La construcción del Ariston

El texto “La construcción del Ariston” ofrece una reconstrucción detallada del proceso constructivo del Parador Ariston en Playa Serena, obra de Marcel Breuer con Eduardo Catalano y Carlos Coire, enfocándose en las decisiones técnicas, los materiales y las contingencias que condicionaron su ejecución entre octubre de 1947 y febrero de 1948. Originalmente, los cimientos, columnas de planta baja y losa intermedia fueron completados en poco más de un mes mediante hormigón armado de doble armadura destinado a reducir espesores y responder a solicitaciones estructurales, aunque la provisión de lava volcánica retardó la continuidad de la obra y fragmentó la secuencia constructiva. La previsión y montaje de cerramientos se realizaron simultáneamente al colado de la cubierta para acelerar los trabajos, mientras variaciones respecto al diseño original —como el traslado de la cocina y la sustitución temporal de elementos como pasamanos— surgieron por ajustes de obra y vacancias de personal técnico. Componentes interiores, desde losas cerámicas hasta revestimientos metálicos, se insertaron en un edificio aún inconcluso al inaugurarse el 11 de febrero de 1948, reflejo de un contexto de premuras y adaptaciones prácticas que condicionaron la materialización de las intenciones proyectuales iniciales.
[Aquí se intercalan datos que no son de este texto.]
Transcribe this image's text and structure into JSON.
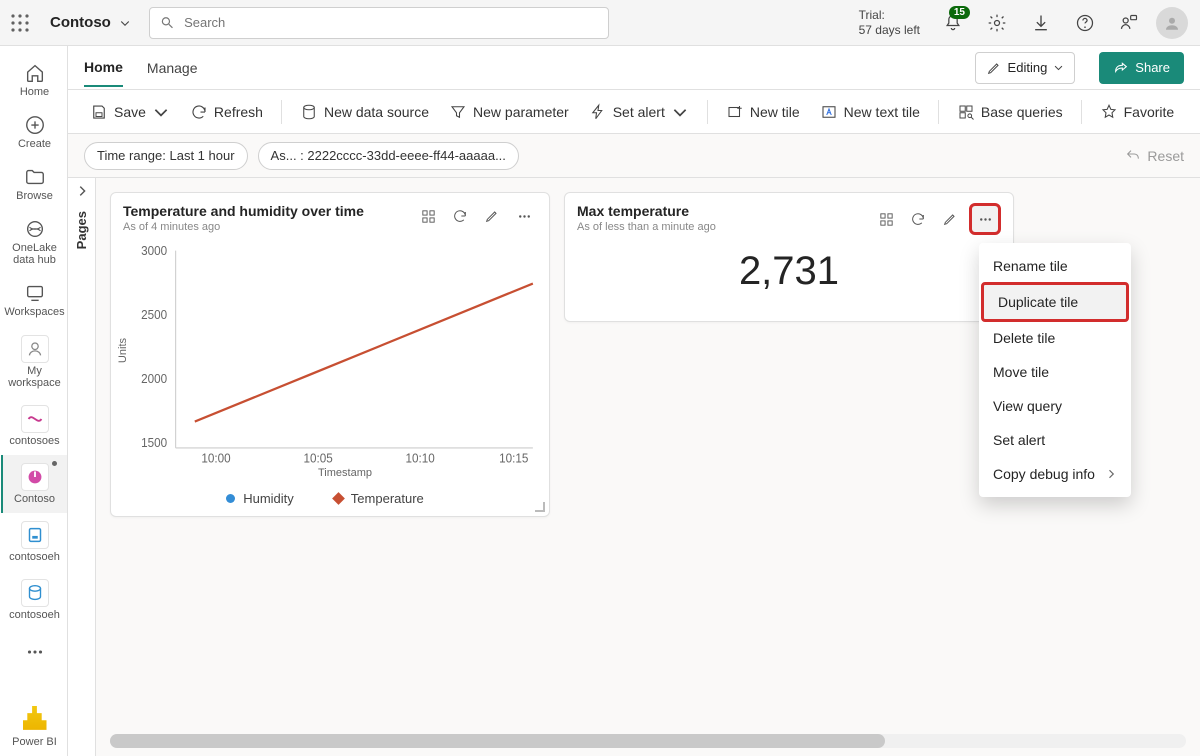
{
  "topbar": {
    "workspace": "Contoso",
    "search_placeholder": "Search",
    "trial_line1": "Trial:",
    "trial_line2": "57 days left",
    "notif_badge": "15"
  },
  "leftrail": {
    "items": [
      {
        "label": "Home"
      },
      {
        "label": "Create"
      },
      {
        "label": "Browse"
      },
      {
        "label": "OneLake data hub"
      },
      {
        "label": "Workspaces"
      },
      {
        "label": "My workspace"
      },
      {
        "label": "contosoes"
      },
      {
        "label": "Contoso"
      },
      {
        "label": "contosoeh"
      },
      {
        "label": "contosoeh"
      }
    ],
    "powerbi": "Power BI"
  },
  "tabs": {
    "home": "Home",
    "manage": "Manage",
    "editing": "Editing",
    "share": "Share"
  },
  "toolbar": {
    "save": "Save",
    "refresh": "Refresh",
    "newds": "New data source",
    "newparam": "New parameter",
    "setalert": "Set alert",
    "newtile": "New tile",
    "newtext": "New text tile",
    "basequeries": "Base queries",
    "favorite": "Favorite"
  },
  "filters": {
    "timerange": "Time range: Last 1 hour",
    "param": "As... : 2222cccc-33dd-eeee-ff44-aaaaa...",
    "reset": "Reset"
  },
  "pagesrail": {
    "label": "Pages"
  },
  "tile1": {
    "title": "Temperature and humidity over time",
    "sub": "As of 4 minutes ago",
    "ylabel": "Units",
    "xlabel": "Timestamp",
    "legend_humidity": "Humidity",
    "legend_temperature": "Temperature"
  },
  "tile2": {
    "title": "Max temperature",
    "sub": "As of less than a minute ago",
    "value": "2,731"
  },
  "ctx": {
    "rename": "Rename tile",
    "duplicate": "Duplicate tile",
    "delete": "Delete tile",
    "move": "Move tile",
    "viewquery": "View query",
    "setalert": "Set alert",
    "copydebug": "Copy debug info"
  },
  "chart_data": {
    "type": "line",
    "xlabel": "Timestamp",
    "ylabel": "Units",
    "ylim": [
      1500,
      3000
    ],
    "x": [
      "10:00",
      "10:05",
      "10:10",
      "10:15"
    ],
    "series": [
      {
        "name": "Temperature",
        "color": "#c74f32",
        "values": [
          1700,
          2050,
          2400,
          2750
        ]
      }
    ],
    "legend": [
      "Humidity",
      "Temperature"
    ]
  }
}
Marco técnico y cronología del proceso constructivo

Marcelo Gardinetti | 30 de abril de 2021

Los trabajos para la construcción del Ariston Club se iniciaron en octubre de 1947, bajo la dirección de la empresa adjudicataria de la obra49. El proceso avanzó con notable celeridad en su fase inicial: en poco más de un mes se ejecutaron los cimientos, se erigieron las columnas de planta baja y se hormigonó la losa del entrepiso, consolidando el esquema estructural básico definido por los cuatro apoyos centrales y los planos horizontales en voladizo.

Las losas de hormigón armado se resolvieron mediante un sistema de doble armadura de acero, concebido para reducir el espesor total sin comprometer la capacidad portante. Esta solución permitió prescindir de vigas convencionales, sustituyéndolas por pequeñas ménsulas de hormigón integradas al plano de la losa, al tiempo que se atendía el fenómeno de punzonamiento generado por la transmisión directa de cargas desde las columnas hacia la superficie plana. El diseño estructural respondía así a la voluntad de mantener la pureza formal de los planos horizontales, minimizando interferencias volumétricas en la planta libre.
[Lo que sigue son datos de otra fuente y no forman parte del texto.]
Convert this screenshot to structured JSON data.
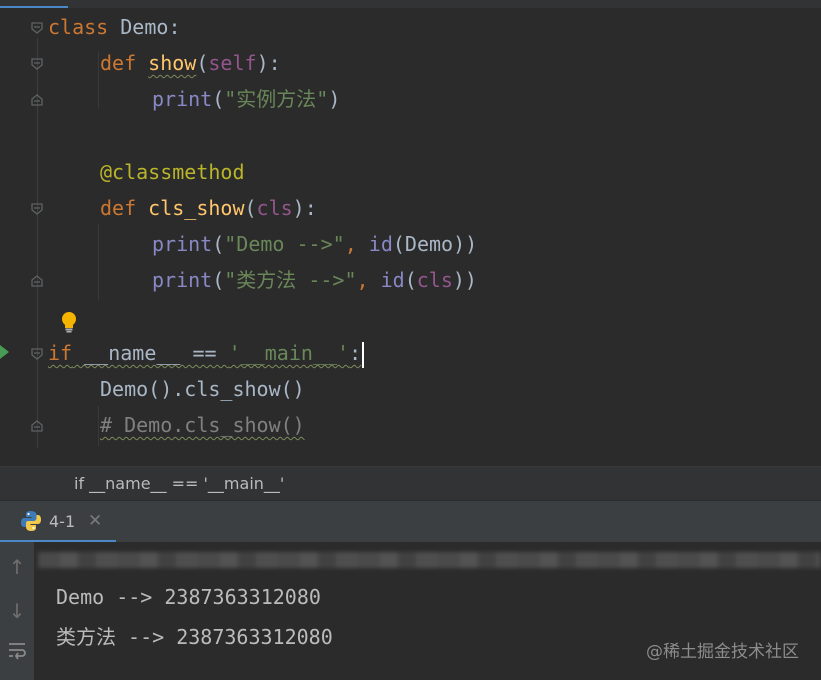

Para el colado se optó por un hormigón liviano compuesto con agregado de lava volcánica, decisión orientada a disminuir el peso propio de las losas y optimizar el comportamiento de los voladizos. Sin embargo, las dificultades en el suministro de este material provocaron una interrupción significativa en el avance de la obra50. Los trabajos en la estructura portante permanecieron suspendidos desde fines de noviembre hasta el 10 de enero de 1948, cuando la llegada del agregado permitió proceder al vertido del hormigón correspondiente a la losa superior51.
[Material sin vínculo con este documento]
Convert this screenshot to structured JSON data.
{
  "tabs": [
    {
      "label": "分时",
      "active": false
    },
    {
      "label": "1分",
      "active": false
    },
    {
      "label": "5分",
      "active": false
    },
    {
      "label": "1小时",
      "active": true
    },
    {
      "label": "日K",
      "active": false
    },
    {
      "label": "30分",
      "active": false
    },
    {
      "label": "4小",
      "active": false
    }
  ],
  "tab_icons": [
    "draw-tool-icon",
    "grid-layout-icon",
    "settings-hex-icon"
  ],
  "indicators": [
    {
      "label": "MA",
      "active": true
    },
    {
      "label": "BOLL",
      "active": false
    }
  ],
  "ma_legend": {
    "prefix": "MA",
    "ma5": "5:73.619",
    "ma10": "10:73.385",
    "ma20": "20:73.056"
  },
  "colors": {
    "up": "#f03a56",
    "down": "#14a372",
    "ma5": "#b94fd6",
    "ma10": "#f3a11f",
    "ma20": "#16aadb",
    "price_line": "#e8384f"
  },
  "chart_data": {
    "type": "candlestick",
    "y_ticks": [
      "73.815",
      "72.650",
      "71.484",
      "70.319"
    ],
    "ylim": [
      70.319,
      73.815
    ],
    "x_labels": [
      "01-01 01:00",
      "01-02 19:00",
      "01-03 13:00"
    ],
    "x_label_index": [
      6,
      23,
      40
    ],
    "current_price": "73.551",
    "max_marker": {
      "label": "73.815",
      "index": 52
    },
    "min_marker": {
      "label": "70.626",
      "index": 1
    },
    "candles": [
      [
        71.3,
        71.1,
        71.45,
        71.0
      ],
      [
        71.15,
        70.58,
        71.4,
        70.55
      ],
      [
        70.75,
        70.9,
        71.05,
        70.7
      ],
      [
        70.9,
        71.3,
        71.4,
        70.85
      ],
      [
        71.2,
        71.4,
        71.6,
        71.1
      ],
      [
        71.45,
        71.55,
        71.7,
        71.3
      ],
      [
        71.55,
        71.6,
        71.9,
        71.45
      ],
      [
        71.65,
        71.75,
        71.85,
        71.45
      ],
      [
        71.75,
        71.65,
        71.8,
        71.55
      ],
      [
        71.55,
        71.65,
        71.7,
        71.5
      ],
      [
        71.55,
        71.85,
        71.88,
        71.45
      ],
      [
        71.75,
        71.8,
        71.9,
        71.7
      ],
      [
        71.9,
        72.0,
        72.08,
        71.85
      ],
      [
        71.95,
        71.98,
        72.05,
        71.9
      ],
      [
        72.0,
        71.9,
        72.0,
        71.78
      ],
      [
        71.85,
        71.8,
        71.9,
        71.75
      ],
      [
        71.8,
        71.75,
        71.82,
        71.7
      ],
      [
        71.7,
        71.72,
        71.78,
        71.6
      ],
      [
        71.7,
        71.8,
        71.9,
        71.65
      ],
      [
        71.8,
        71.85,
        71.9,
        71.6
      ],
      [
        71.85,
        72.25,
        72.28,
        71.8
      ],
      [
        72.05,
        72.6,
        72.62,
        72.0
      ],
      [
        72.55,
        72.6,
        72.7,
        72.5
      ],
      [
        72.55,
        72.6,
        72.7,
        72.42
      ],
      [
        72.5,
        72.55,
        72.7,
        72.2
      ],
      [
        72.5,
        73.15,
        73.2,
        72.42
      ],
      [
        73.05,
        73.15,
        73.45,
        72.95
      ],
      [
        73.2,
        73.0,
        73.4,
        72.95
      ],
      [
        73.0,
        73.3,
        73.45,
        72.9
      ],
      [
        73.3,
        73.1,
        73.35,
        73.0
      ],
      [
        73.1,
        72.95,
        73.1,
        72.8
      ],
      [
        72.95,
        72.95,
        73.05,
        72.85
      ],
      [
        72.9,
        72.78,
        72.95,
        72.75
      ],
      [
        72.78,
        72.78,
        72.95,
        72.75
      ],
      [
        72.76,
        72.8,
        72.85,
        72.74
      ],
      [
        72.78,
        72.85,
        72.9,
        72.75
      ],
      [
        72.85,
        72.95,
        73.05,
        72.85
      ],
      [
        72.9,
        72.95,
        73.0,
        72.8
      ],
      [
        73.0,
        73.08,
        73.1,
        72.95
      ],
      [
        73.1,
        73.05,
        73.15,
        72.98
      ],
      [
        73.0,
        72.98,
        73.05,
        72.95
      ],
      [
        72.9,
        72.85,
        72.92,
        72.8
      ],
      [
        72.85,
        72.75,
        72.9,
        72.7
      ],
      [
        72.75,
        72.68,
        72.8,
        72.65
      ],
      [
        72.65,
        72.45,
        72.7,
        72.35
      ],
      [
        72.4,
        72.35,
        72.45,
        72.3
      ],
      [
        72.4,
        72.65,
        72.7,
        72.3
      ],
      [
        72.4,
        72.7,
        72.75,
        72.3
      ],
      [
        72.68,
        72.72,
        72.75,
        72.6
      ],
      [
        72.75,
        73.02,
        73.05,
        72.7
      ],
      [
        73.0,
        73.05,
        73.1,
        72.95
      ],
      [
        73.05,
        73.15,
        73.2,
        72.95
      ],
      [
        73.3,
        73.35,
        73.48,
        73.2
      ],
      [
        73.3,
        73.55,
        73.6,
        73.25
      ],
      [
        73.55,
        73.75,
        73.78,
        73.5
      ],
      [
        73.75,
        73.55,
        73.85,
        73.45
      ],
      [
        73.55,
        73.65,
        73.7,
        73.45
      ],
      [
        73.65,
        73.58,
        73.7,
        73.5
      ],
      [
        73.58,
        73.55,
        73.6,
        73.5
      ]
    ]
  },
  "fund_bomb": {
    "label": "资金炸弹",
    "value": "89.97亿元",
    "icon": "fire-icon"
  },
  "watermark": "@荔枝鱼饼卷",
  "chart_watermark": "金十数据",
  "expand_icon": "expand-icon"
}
La interrupción en el suministro de materiales prolongó los plazos de entrega de los componentes fabricados en taller, circunstancia que favoreció un trabajo detallado en las carpinterías52. Estos elementos fueron ejecutados con estricta fidelidad a los detalles constructivos definidos por Marcel Breuer en el estudio de Eduardo Catalano y Francisco Coire, manteniendo la precisión en encuentros, modulaciones y sistemas de apertura previstos en la documentación original.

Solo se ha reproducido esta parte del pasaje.